3. Sendo baiana criada em Aracaju, como essas duas culturas dialogam na sua música e na sua identidade artística?
Eu tenho muito orgulho dos lugares onde nasci e cresci e, ao longo da minha profissionalização na música durante alguns anos junto com o produtor musical Marcos Sena, pude entender o quanto as raízes culturais de onde eu venho são a base da minha musicalidade e da minha criatividade. Hoje, posso dizer que é um sonho fazer com que essas influências culturais dialoguem com a música contemporânea produzida ao redor do mundo e alcancem ainda mais gente.
4. Como compositora, você já foi gravada por artistas de diferentes estilos, de Mariana Aydar a Márcia Fellipe, passando por Raphaela Santos e Natanzinho Lima. O que essa versatilidade representa para você?

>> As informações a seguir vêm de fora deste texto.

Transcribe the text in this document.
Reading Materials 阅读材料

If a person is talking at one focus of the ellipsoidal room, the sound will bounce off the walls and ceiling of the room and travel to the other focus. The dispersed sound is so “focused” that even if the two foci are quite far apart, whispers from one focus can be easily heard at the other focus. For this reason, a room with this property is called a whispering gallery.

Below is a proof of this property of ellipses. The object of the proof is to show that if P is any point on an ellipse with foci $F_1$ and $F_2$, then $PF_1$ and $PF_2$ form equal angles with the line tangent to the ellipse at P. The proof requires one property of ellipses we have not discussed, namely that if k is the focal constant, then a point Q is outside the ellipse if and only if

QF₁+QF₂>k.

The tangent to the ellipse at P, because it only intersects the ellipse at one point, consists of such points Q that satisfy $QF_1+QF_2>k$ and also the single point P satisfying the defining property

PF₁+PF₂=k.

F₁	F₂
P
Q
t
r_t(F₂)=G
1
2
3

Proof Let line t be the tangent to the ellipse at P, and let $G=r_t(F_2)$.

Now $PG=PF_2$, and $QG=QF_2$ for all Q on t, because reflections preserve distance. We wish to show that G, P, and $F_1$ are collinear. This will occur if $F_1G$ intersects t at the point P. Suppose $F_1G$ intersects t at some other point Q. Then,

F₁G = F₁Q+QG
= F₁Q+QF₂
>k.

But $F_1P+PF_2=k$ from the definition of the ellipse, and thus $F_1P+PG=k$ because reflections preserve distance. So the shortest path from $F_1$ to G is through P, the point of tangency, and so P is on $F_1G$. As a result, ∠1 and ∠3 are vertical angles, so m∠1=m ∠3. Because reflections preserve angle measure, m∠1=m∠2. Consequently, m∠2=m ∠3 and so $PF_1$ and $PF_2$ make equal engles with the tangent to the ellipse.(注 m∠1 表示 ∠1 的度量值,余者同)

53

Eu sou uma pessoa completamente apaixonada pelo Brasil e sua pluralidade. Pelos nossos ritmos, nossa culinária, nosso jeito de falar e existir. Poder contar histórias como compositora de pontos de vistas diversos e abraçando também vários gêneros é uma oportunidade enorme de mergulhar ainda mais no que o nosso povo sente, pensa, vive e dança. Sou muito grata a todas as minhas parcerias de composição que me possibilitam essa versatilidade e me ensinam todos os dias.
5. Em 2024, você venceu o prêmio de Música do São João da Bahia e, em 2025, alcançou o Top 50 Brasil no Spotify com a música “Você Lembra”. O que significaram esses reconhecimentos para sua trajetória como compositora?
Existe a satisfação pessoal, de ser reconhecida pelas coisas que eu crio, de saber que aquilo impactou os momentos de muita gente que ouviu, mas existe também a importância profissional. Nesse meio a gente não usa currículo e quem trabalha com arte precisa provar sua capacidade o tempo todo, principalmente as mulheres e pessoas de outros grupos vulneráveis, então esses marcos são de certa forma comprovações de até onde eu já consegui ir, que podem ser vistas de um jeito mais prático e rápido.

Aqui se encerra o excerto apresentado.